Teaching/training the physical skills of self-defense feels like a forward progression - learning new things is forward action. And working the body, the physical - this is the most base aspect of being human. Working forward, learning new skills, at some levels is also about working backward, rewinding the progression of domestication and rewinding the tape on how you become who and what you are (at the moment). A student - who is also an instructor - remarked that putting the blindfold on to run a training drill made him more primal.  When we dig in to our bodies we dig in deep to who/what we are and a lot of that lives below the domestication.

It can go deeper too. At the risk of sounding esoteric, who and what we are gets carried in the marks and scars held in bone and tissue. In the world of Mindbody medicine, we say there is a type of memory held in the body. It's easier to use that language than get into how the various processes we think are utilized for storing and retrieving memory so we use shorthand - body memory.

This isn't like what people call muscle memory (which isn't really), it's more about a pathway to stored experience tied to movement and position.

You know how you can smell something and instantly remember a clear and distinct event or feeling from the past? The body works the same way.

The more chaos that gets introduced into physical training the more raw it becomes and the more likely the student will stumble across little -or big- revelations. The more the body gets moved, the more that movement is not scripted or controlled, the more problems and meat puzzles that have to be solved, the more likely the training experience will anchor down into something profound.

Don't think profound means earth-shattering or life changing.
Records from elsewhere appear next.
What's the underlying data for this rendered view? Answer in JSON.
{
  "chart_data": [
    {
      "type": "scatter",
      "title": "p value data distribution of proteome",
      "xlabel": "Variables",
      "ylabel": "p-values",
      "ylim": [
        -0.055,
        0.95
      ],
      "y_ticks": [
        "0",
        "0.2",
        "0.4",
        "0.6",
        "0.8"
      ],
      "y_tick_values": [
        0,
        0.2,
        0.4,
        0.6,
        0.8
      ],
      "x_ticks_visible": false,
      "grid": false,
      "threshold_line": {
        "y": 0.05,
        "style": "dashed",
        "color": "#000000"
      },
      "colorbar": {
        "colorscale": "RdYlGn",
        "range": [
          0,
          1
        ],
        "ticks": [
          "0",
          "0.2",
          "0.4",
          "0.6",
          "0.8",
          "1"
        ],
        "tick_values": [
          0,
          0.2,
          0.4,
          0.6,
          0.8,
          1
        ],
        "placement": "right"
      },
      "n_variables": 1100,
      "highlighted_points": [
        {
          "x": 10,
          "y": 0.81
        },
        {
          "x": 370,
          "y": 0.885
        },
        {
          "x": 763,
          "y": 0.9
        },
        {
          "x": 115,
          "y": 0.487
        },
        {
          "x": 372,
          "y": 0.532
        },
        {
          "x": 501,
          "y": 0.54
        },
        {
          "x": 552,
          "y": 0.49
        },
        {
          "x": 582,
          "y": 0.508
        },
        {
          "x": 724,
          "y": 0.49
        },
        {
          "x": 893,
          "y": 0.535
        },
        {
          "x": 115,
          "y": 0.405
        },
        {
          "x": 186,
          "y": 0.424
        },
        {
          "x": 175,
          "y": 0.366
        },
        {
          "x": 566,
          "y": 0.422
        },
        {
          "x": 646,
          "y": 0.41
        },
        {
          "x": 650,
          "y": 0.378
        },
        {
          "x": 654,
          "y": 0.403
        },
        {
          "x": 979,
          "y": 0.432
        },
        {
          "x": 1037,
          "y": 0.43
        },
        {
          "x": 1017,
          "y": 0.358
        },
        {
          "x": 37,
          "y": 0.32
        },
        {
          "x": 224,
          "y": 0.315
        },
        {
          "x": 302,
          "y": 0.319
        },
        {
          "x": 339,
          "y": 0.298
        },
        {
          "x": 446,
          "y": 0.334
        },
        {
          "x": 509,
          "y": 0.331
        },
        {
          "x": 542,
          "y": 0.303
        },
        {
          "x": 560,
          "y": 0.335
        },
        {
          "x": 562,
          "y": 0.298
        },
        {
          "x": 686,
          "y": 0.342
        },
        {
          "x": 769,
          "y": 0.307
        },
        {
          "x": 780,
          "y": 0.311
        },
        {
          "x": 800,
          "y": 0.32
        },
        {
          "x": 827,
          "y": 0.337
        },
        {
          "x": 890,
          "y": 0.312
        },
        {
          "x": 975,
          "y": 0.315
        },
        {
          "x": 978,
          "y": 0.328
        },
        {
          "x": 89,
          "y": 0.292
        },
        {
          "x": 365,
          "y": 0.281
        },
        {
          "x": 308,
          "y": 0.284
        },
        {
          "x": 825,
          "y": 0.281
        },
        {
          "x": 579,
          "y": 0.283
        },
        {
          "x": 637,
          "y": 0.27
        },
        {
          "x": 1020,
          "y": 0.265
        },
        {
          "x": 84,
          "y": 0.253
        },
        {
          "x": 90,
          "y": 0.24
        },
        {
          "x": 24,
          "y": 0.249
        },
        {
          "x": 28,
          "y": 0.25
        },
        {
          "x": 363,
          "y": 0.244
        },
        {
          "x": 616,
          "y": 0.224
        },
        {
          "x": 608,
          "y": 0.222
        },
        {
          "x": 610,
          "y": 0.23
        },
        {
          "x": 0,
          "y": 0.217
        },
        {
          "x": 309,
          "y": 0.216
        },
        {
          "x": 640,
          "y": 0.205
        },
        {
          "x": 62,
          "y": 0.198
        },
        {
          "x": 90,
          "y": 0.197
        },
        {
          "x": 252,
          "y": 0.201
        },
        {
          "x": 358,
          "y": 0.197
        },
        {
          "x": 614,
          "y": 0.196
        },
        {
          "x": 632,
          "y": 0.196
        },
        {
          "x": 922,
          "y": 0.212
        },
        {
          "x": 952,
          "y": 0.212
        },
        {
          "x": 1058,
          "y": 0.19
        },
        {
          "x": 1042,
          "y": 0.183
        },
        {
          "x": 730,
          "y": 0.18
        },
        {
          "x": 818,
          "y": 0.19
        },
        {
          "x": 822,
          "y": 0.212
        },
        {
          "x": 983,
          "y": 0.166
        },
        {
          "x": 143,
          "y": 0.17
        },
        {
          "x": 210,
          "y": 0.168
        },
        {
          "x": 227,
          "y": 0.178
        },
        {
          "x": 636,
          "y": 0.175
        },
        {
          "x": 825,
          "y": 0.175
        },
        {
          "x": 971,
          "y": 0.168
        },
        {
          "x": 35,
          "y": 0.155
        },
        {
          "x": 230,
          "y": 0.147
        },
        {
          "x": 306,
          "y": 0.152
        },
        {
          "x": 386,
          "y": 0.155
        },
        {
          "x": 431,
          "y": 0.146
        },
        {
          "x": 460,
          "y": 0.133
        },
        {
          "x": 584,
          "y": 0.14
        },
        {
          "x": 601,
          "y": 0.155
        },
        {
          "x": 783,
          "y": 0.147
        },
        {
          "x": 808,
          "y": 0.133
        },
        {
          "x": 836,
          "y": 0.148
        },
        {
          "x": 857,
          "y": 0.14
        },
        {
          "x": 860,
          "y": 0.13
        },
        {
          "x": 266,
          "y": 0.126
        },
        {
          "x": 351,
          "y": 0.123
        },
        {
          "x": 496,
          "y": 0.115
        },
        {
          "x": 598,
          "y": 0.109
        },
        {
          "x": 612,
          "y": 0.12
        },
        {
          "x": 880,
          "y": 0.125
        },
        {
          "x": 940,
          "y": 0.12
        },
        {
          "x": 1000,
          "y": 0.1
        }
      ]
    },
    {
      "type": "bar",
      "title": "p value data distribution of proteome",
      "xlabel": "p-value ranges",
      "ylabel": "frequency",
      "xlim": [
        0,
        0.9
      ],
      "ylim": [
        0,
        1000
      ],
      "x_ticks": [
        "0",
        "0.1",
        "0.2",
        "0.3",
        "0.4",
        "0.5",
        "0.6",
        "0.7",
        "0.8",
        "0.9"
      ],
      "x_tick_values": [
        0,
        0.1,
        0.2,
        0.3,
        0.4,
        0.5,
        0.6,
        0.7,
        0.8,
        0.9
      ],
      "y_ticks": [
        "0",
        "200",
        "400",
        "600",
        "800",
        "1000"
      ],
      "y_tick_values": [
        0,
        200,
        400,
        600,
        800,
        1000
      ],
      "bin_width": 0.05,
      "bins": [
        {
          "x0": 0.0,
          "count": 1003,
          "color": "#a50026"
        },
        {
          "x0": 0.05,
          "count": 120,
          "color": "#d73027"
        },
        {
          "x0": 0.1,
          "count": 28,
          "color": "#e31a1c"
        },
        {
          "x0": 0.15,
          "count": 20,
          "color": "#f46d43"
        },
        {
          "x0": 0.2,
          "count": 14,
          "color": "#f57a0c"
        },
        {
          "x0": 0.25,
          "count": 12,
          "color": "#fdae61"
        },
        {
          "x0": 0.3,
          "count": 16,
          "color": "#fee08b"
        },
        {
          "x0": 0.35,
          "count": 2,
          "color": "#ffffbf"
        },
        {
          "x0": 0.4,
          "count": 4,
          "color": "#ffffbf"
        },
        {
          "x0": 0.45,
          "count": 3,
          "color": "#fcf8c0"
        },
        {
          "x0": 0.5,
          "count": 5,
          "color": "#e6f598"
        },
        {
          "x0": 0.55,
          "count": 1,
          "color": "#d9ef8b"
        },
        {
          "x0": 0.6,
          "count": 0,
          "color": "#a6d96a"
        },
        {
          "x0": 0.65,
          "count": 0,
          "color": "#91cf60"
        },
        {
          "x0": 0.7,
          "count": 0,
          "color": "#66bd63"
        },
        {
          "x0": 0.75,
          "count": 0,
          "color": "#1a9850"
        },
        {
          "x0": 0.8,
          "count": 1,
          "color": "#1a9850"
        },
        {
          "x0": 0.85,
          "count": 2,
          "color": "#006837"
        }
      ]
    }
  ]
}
It can mean that it just doesn't always. Example? Something small like "oh hey - on the ground my focus is on hurting the other person instead of getting to a better position" or "when I have the blindfold on I am more primal" and then...this is the cool part...get curious. Each discovery means something. What it means has a significant impact on the student/practitioner's understanding of how they show up inside physical chaos and maybe a bread crumb trail back to the why.
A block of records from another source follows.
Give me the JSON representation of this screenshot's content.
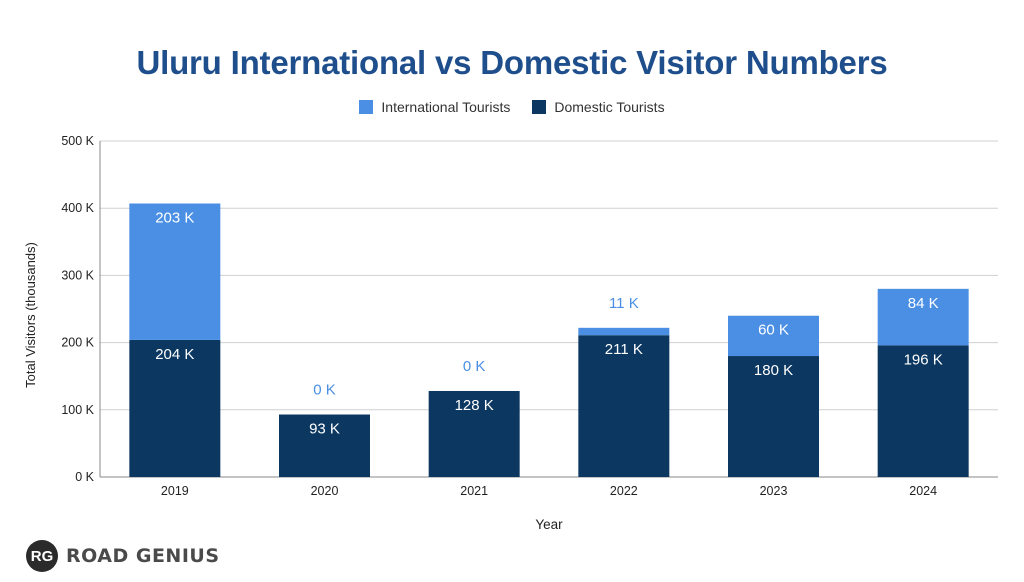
{
  "chart_data": {
    "type": "bar",
    "stacked": true,
    "title": "Uluru International vs Domestic Visitor Numbers",
    "xlabel": "Year",
    "ylabel": "Total Visitors (thousands)",
    "categories": [
      "2019",
      "2020",
      "2021",
      "2022",
      "2023",
      "2024"
    ],
    "ylim": [
      0,
      500
    ],
    "yticks": [
      0,
      100,
      200,
      300,
      400,
      500
    ],
    "ytick_labels": [
      "0 K",
      "100 K",
      "200 K",
      "300 K",
      "400 K",
      "500 K"
    ],
    "grid": true,
    "legend_position": "top-center",
    "series": [
      {
        "name": "Domestic Tourists",
        "color": "#0b3761",
        "values": [
          204,
          93,
          128,
          211,
          180,
          196
        ],
        "labels": [
          "204 K",
          "93 K",
          "128 K",
          "211 K",
          "180 K",
          "196 K"
        ]
      },
      {
        "name": "International Tourists",
        "color": "#4a8fe4",
        "values": [
          203,
          0,
          0,
          11,
          60,
          84
        ],
        "labels": [
          "203 K",
          "0 K",
          "0 K",
          "11 K",
          "60 K",
          "84 K"
        ]
      }
    ]
  },
  "legend": {
    "items": [
      {
        "label": "International Tourists",
        "color": "#4a8fe4"
      },
      {
        "label": "Domestic Tourists",
        "color": "#0b3761"
      }
    ]
  },
  "logo": {
    "badge": "RG",
    "text": "ROAD GENIUS"
  }
}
If the student touches something primal, what does that mean for him? Is it a cool thing? Is it unnerving? Is it cool because it's fun to get primal or cool because getting primal creates permission to hurt people for fun? If the student discovers the ground fight is about causing injury to the other person instead of protecting herself from injury or death, then what? Getting curious creates discovery.

Remember we teach or train ultimately because we love this stuff. Really, that's what it should be about. Love it enough to be curious and let being curious make life better.